Second, DHT is metabolized through 3α-hydroxysteroid dehydrogenase (3α-HSD) to 5α-androstane, 3α, 17β-diol (3α-diol). It is shown that Systemic 3α-diol administrations are effective at the enhancing cognition of GDX rats (13, 16, 32). In Ovariectomized rats injection of T, DHT, or 5α -androstane-3α, 17 beta-diol (3α-Diol) also enhanced cognitive performance in Y maze, inhibitory avoidance and object recognition tasks (17). Hippocampally administration of T and/or its 5α-reduced metabolites, DHT and 3α-androstanediol (3alpha-diol), in the conditioned fear and inhibitory avoidance tasks in intact and gonadectomized (GDX) androgen-replaced rats, showed that androgens enhancing effects on learning may be mediated in part by actions of 5alpha-reduced metabolites in the hippocampus (29-31, 33). However, 3α-diol was consistently elevated in each of these groups (31).

Systemic or intrahippocampal administration of 3α-diol increased the crossover latencies in inhibitory avoidance task and significantly, enhanced the cognitive performance as compared to the vehicle-administered in GDX rats (34). Furthermore, blocking the metabolism of DHT to 3α-diol through indomethacin decreased the cognitive enhancing effects of DHT in male rats (14). Therefore, it is suggested that the converting of DHT to 3α-diol could possibly explain the effect of DHT on learning and memory.

Third, there are multiple possible substrates for 3α-diols’ actions. All of the androgen administration regimens employed decrease the function of GABAA receptors (GBRs) in the cortex and hippocampus suggesting that GBRs is a substrate for androgen action (33). While 3α-diol has a low affinity for ARs, it has been shown to bind to GBRs (36, 40, 41), which has also been localized to the hippocampus (42), with a high affinity. 3α-diol, which may have effects at GABAA receptors (GBRs) (36, 43) can enhance learning and memory independent of T and DHT (31). Therefore, the actions at GABAA receptors, for which the 3α-diol has a high affinity (36), may be important in mediating the androgens’ mnemonic effects.
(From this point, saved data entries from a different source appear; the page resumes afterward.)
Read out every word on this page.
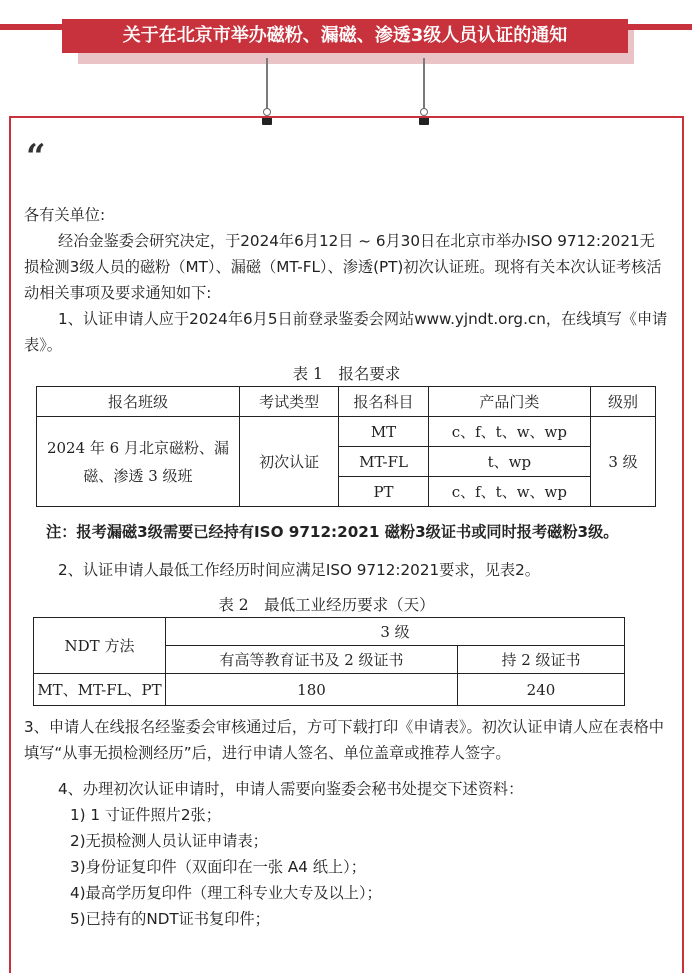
关于在北京市举办磁粉、漏磁、渗透3级人员认证的通知
“

各有关单位:

经冶金鉴委会研究决定，于2024年6月12日 ~ 6月30日在北京市举办ISO 9712:2021无损检测3级人员的磁粉（MT）、漏磁（MT-FL）、渗透(PT)初次认证班。现将有关本次认证考核活动相关事项及要求通知如下:

1、认证申请人应于2024年6月5日前登录鉴委会网站www.yjndt.org.cn，在线填写《申请表》。

表 1　报名要求
报名班级	考试类型	报名科目	产品门类	级别
2024 年 6 月北京磁粉、漏磁、渗透 3 级班	初次认证	MT	c、f、t、w、wp	3 级
		MT-FL	t、wp	
		PT	c、f、t、w、wp	

注：报考漏磁3级需要已经持有ISO 9712:2021 磁粉3级证书或同时报考磁粉3级。

2、认证申请人最低工作经历时间应满足ISO 9712:2021要求，见表2。

表 2　最低工业经历要求（天）
NDT 方法	3 级	
	有高等教育证书及 2 级证书	持 2 级证书
MT、MT-FL、PT	180	240

3、申请人在线报名经鉴委会审核通过后，方可下载打印《申请表》。初次认证申请人应在表格中填写“从事无损检测经历”后，进行申请人签名、单位盖章或推荐人签字。

4、办理初次认证申请时，申请人需要向鉴委会秘书处提交下述资料：

1) 1 寸证件照片2张；

2)无损检测人员认证申请表；

3)身份证复印件（双面印在一张 A4 纸上）；

4)最高学历复印件（理工科专业大专及以上）；

5)已持有的NDT证书复印件；
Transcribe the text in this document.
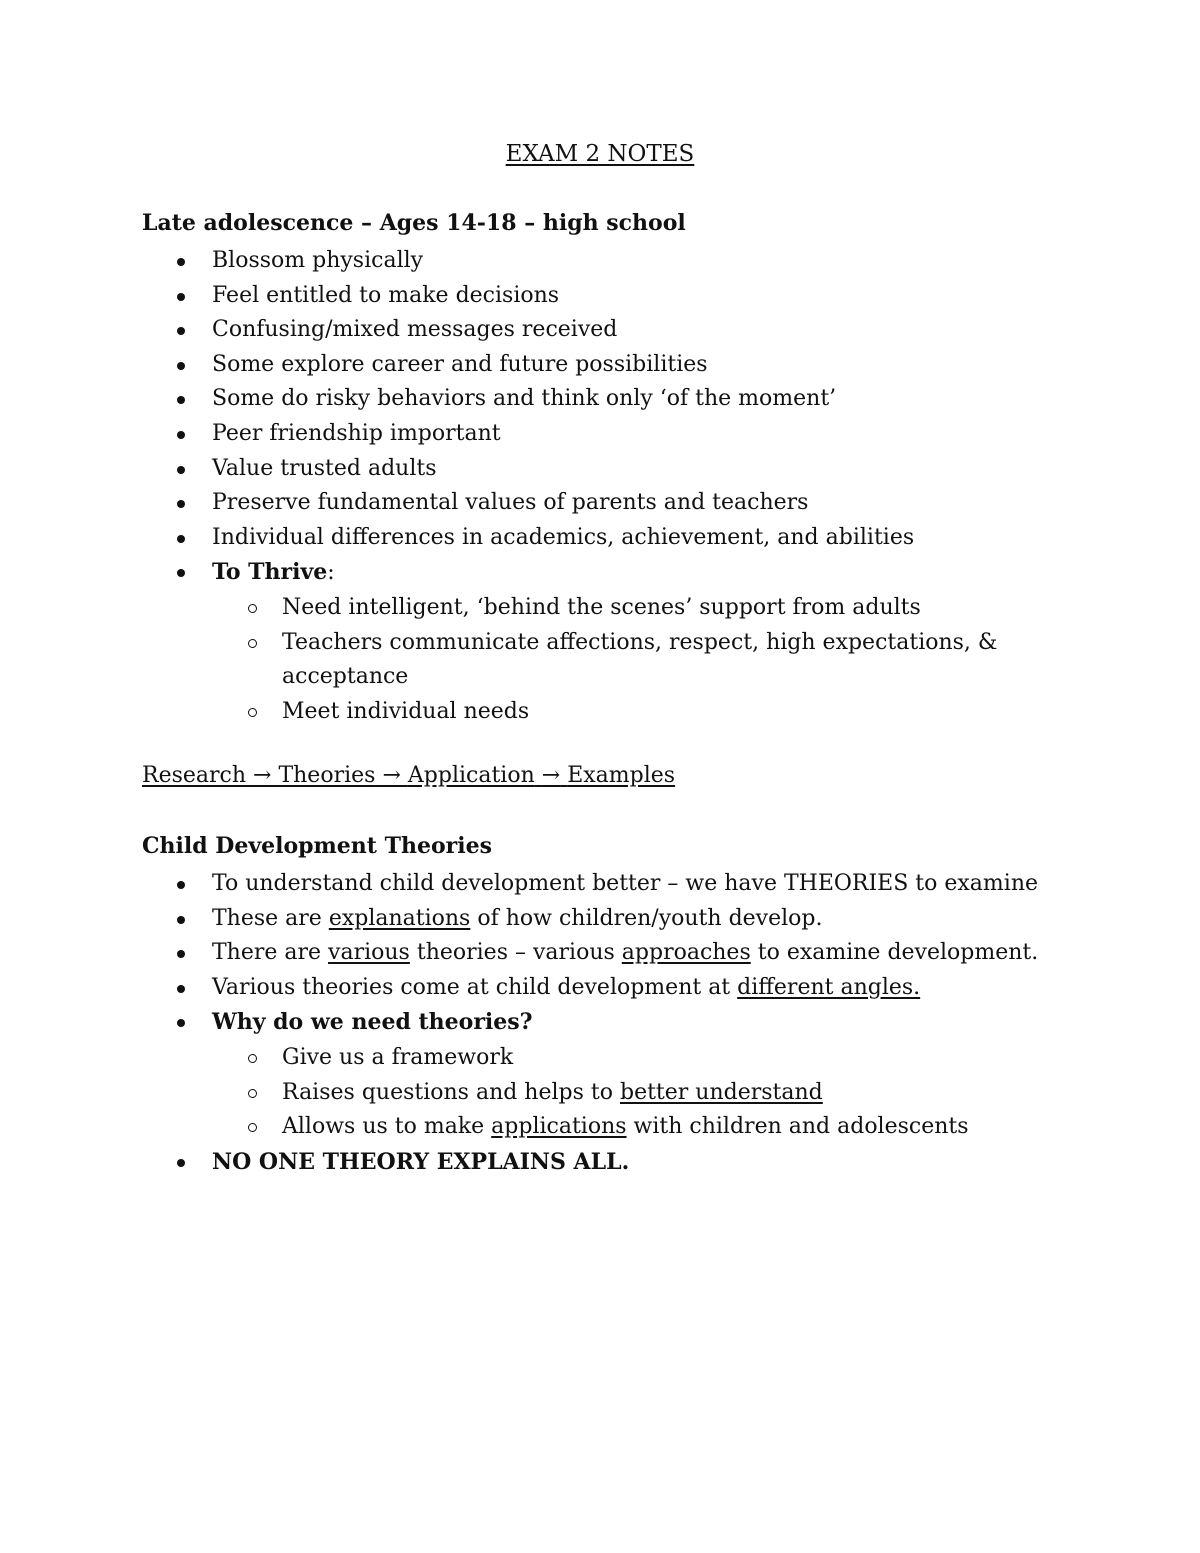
EXAM 2 NOTES

Late adolescence – Ages 14-18 – high school

Blossom physically
Feel entitled to make decisions
Confusing/mixed messages received
Some explore career and future possibilities
Some do risky behaviors and think only ‘of the moment’
Peer friendship important
Value trusted adults
Preserve fundamental values of parents and teachers
Individual differences in academics, achievement, and abilities
To Thrive:
Need intelligent, ‘behind the scenes’ support from adults
Teachers communicate affections, respect, high expectations, & acceptance
Meet individual needs

Research → Theories → Application → Examples

Child Development Theories

To understand child development better – we have THEORIES to examine
These are explanations of how children/youth develop.
There are various theories – various approaches to examine development.
Various theories come at child development at different angles.
Why do we need theories?
Give us a framework
Raises questions and helps to better understand
Allows us to make applications with children and adolescents
NO ONE THEORY EXPLAINS ALL.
As for the fourth point, some studies have demonstrated that the androgens like DHT may have actions at N-methyl-D-aspartate receptors )NMDARs( (44), which have been localized to the hippocampus Yoneda (45). NMDA receptor subunits (NR1, NR2A and NR2B) are involved in learning and memory processes (37). DHT treatment increased the spine synapses and NMDA receptor binding in the CA1 stratum orients and radiatum of the adult male rats (46). It is also possible that 3α-diol acts at these other substrates, such as N-methyl-D-aspartate receptors or via signal transduction pathways (47-49).

Another point to ponder is that the DHT’s effects to enhance the learning and memory may take place, in part, through its metabolism to 3α-diol, and its subsequent actions at estrogen receptor β) ERβ( in the hippocampus (12, 31, 43). Knocking down expressions of ERβ, were effective at decreasing learning and memory in 3α-diol replaced rats (34). It is important to note that, although there are several variants of ERβ expressed in the brain (50, 51) this research did not discern between these different types (34). Among these splice variants, ERβ1 is probably the only variant with sufficient abundance and affinity for estrogenic ligands to exert the important neural effects, although alterations in splicing following neural damage cannot yet be ruled out (52).